Никто даже не успел сообразить, как в свете фар прямо перед капитаном-«смершевцем», словно из-под земли выросла крепкая сухощавая фигура…
– Это сейчас я тебя оскорблю!!! Действием!!! Чтобы ты, падла, на всю жизнь запомнил!!!
А дальше все произошло в считанные секунды…
– Хрясть! Хрясть!..
Эти кулаки знала вся разведрота… И это был давным-давно отработанный прием для захвата «языка»… И за все годы не случилось ни одного провала или сбоя…
Первый удар, прилетевший в челюсть сбоку, тот, что в боксе называют свингом, молодой и крепкий здоровьем капитан Онищенко «удержал»… Хотя… Он просто устоял на ногах, но, это было видно со стороны, потерял ориентацию в пространстве… Боксеры называют это – состояние грога…
Может быть, если бы у него было бы немного времени, хотя бы полминуты, он бы и восстановился, но…
Прилетевший через секунду, снизу по челюсти, апперкот, попросту опрокинул его в дорожную пыль… «Смершевец» рухнул не землю всем телом, словно подкошенный колос на сломанных глиняных ногах, взмахнув руками в стороны, как крыльями… И затих, потеряв сознание…
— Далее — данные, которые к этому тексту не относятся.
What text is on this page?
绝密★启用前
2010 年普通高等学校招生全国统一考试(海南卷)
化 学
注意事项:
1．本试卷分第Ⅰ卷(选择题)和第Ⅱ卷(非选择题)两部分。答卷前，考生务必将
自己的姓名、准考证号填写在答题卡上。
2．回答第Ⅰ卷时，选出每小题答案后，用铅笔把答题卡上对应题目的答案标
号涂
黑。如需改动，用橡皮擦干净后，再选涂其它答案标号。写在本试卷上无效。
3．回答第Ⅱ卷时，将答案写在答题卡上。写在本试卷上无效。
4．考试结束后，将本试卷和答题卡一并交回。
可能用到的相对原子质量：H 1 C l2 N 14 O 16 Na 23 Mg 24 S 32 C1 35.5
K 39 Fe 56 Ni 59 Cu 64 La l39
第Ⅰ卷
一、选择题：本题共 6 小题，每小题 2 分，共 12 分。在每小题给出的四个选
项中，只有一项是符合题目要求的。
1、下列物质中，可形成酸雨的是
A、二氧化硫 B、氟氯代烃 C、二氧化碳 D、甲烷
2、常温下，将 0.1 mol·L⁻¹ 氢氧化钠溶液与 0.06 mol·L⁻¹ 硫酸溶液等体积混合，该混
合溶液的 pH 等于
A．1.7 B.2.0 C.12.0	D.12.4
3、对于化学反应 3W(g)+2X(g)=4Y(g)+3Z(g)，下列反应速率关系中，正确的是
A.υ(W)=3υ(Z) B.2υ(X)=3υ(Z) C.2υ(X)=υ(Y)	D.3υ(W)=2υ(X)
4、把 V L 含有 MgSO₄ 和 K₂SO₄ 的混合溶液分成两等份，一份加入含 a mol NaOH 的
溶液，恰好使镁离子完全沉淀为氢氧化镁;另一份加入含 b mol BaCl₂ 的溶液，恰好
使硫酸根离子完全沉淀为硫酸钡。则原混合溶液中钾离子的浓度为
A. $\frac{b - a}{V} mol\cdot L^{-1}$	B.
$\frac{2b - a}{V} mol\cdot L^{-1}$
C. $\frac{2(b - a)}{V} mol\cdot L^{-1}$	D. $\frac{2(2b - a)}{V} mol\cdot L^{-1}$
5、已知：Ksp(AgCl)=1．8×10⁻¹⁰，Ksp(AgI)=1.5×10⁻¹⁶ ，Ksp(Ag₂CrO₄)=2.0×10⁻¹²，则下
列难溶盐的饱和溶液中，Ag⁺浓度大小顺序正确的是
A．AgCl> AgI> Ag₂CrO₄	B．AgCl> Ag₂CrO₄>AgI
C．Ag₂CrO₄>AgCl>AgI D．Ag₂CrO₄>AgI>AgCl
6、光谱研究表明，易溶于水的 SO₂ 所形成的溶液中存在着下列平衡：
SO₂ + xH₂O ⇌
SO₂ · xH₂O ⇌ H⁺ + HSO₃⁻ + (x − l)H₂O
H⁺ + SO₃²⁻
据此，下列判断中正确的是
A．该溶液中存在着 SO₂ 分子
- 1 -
Нет, этот разведчик никогда в своей жизни не занимался боксом, и, скорее всего, даже не слышал о таком спорте, но… Годы службы в полковой разведке научили его очень многому… Он просто бил… Бил так, как это делал с врагами за линией фронта, или в рукопашной схватке на линии атаки…
– Стоять! Назад, Якушин! Назад! – Рявкнул Карпин, и бросился к своему старшине. – Стоять!
Он повис на правой увесистой руке старшины, а на левой уже повис лейтенант Найденов…
Сержанты-«смершевцы», совершенно обалдевшие поначалу от того, что только что увидели, резко вскинули автоматы…
Да так и замерли, как памятники, услышав суровый голос:
– А ну не балуй оружием, шпана! Тут вам не детишки собрались!
Сержант Игнат Онопкин, старшина разведроты, вышел из толпы разведчиков, которые в одну секунду окружили «смершевцев» и взяли на прицелы своих автоматов, и, схватив ППШ застывших сержантов прямо за стволы, дернул на себя:
– Ну-ка!!! Дай сюда!!! Пока не поранились, не приведи Боже!..
Он отстегнул диски от автоматов, забросил все это «железо» в «Виллис», и проговорил ровным голосом, обращаясь к водителю, который уже давно превратился в соляной столб:
– Чего замер, земляк? Заводи свою тарахтелку! Быстро!
– Гр-р-р-р-р!!! – Ответила машина работающим двигателем.
Игнат обернулся к обезоруженным сержантам:
– Ну-ка, голуби, взяли своего капитана, погрузили в машину, и вон на хер отсюда, от греха подальше! – Проговорил сержант почти ласково. – Бегом! Пока мои орлы на вас совсем не осерчали! Быстро!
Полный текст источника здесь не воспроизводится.